See [docs/DATA_SOURCES.md](docs/DATA_SOURCES.md) for the complete list.

## Documentation

| Document | Description |
|---|---|
| [CONTRIBUTING.md](CONTRIBUTING.md) | How to contribute (setup, workflow, standards) |
| [CODE_OF_CONDUCT.md](CODE_OF_CONDUCT.md) | Community standards and expectations |
| [SECURITY.md](SECURITY.md) | Security policy and data handling guidelines |
| [docs/ARCHITECTURE.md](docs/ARCHITECTURE.md) | System architecture and design decisions |
| [docs/DATA_SOURCES.md](docs/DATA_SOURCES.md) | All known public data sources |
| [docs/PROCESSORS.md](docs/PROCESSORS.md) | Processor reference (OCR, NER, dedup, etc.) |
| [docs/production-readiness.md](docs/production-readiness.md) | Release checks, CI contract, and ship checklist |
| [docs/SITE_SYNC.md](docs/SITE_SYNC.md) | Syncing processed data to epsteinexposed.com |
| [docs/SEA_DOUGHNUT.md](docs/SEA_DOUGHNUT.md) | Sea_Doughnut research data integration |

## Contributing

We welcome contributions! See [CONTRIBUTING.md](CONTRIBUTING.md) for the full guide.

**No coding required:** Report data quality issues, suggest new data sources, review processed data.

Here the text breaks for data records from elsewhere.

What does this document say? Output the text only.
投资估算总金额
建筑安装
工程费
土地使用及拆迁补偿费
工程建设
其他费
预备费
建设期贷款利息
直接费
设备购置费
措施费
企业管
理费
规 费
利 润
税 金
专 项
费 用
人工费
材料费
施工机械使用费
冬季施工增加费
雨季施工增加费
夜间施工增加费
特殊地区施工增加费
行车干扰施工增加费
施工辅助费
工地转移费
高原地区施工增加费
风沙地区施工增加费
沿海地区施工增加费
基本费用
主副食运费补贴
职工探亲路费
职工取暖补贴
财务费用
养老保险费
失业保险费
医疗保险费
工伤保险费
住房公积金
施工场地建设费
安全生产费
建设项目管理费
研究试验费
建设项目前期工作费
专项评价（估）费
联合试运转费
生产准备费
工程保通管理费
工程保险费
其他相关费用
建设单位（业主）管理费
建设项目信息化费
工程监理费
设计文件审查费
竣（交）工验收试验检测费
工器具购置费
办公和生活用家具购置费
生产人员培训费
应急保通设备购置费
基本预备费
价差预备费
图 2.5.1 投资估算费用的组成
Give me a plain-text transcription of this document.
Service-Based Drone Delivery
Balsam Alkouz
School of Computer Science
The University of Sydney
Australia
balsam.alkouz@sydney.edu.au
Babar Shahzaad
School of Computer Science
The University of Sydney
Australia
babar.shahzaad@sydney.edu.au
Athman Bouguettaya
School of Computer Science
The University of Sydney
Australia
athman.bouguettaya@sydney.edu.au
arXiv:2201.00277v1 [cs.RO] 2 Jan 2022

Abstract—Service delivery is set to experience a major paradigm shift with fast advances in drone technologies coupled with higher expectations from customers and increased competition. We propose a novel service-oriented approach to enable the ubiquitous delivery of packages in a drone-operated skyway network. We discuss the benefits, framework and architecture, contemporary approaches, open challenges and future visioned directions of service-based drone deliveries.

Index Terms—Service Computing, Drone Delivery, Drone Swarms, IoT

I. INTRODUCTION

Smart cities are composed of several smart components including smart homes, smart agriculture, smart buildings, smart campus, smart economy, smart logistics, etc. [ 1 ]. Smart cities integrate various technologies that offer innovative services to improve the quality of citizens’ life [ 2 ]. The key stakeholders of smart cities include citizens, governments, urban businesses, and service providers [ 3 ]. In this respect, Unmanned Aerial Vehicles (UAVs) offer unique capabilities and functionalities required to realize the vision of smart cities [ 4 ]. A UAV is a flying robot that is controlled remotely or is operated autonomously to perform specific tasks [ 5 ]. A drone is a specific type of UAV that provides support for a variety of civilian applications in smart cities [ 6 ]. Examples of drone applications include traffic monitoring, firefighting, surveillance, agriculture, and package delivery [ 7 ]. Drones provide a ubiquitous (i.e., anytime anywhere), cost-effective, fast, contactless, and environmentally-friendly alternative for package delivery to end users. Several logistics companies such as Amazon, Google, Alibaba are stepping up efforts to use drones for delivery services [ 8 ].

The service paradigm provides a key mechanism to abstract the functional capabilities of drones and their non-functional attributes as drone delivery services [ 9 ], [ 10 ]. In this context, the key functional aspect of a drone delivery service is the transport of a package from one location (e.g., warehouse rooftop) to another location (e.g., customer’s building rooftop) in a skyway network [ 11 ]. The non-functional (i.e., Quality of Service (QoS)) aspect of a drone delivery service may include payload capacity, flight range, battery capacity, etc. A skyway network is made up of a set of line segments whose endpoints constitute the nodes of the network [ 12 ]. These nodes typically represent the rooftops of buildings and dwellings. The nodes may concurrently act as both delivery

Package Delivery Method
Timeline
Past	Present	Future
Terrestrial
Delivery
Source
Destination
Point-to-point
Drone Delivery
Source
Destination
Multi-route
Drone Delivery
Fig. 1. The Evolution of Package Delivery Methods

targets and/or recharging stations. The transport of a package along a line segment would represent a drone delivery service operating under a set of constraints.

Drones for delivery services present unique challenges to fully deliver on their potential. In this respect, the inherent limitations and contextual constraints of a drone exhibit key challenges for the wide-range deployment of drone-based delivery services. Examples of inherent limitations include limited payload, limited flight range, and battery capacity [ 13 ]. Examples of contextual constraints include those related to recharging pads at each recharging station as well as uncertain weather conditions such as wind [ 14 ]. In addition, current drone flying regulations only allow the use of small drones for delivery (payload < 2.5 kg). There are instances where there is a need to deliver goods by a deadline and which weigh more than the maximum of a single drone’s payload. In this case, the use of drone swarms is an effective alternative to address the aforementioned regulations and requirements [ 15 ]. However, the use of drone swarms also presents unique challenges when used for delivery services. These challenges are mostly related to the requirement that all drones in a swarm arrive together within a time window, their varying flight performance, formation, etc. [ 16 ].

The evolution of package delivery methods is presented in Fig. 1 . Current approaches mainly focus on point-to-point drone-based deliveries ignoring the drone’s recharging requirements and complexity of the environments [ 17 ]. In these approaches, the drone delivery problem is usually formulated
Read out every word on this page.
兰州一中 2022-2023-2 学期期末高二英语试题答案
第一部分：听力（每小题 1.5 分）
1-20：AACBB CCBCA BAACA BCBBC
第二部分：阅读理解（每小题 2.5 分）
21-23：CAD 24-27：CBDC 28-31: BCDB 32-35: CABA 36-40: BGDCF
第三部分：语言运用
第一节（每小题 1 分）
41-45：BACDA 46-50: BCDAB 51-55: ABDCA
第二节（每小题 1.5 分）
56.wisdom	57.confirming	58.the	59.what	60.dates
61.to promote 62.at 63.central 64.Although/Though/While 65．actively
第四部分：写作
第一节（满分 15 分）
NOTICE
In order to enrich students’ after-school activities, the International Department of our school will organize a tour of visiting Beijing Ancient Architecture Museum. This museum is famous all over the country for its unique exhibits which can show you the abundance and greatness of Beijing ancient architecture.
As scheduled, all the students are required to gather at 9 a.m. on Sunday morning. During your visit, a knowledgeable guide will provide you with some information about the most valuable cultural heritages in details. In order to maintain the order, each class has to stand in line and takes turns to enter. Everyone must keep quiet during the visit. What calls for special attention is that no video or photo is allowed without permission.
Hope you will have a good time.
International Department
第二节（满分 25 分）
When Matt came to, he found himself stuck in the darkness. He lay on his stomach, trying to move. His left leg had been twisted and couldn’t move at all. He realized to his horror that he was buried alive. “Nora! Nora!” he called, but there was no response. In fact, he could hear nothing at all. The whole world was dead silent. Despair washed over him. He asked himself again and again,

**Code contributions:** Add downloaders, improve extraction accuracy, add export formats, fix bugs.

## Related Projects

- [epsteinexposed.com](https://epsteinexposed.com) -- The live website powered by this pipeline
- [rodrigopolo/epstein-doj-library-sha256](https://github.com/rodrigopolo/epstein-doj-library-sha256) -- SHA-256 integrity hashes for DOJ files
- [Epstein-Files](https://github.com/WikiLeaksLookup/Epstein-Files) -- DOJ file mirrors
- [Epstein-doc-explorer](https://github.com/nicholasgasior/Epstein-doc-explorer) -- Email graph explorer
- [Epstein-research-data](https://github.com/rhowardstone/Epstein-research-data) -- Community research dataset

## License

MIT License. See [LICENSE](LICENSE).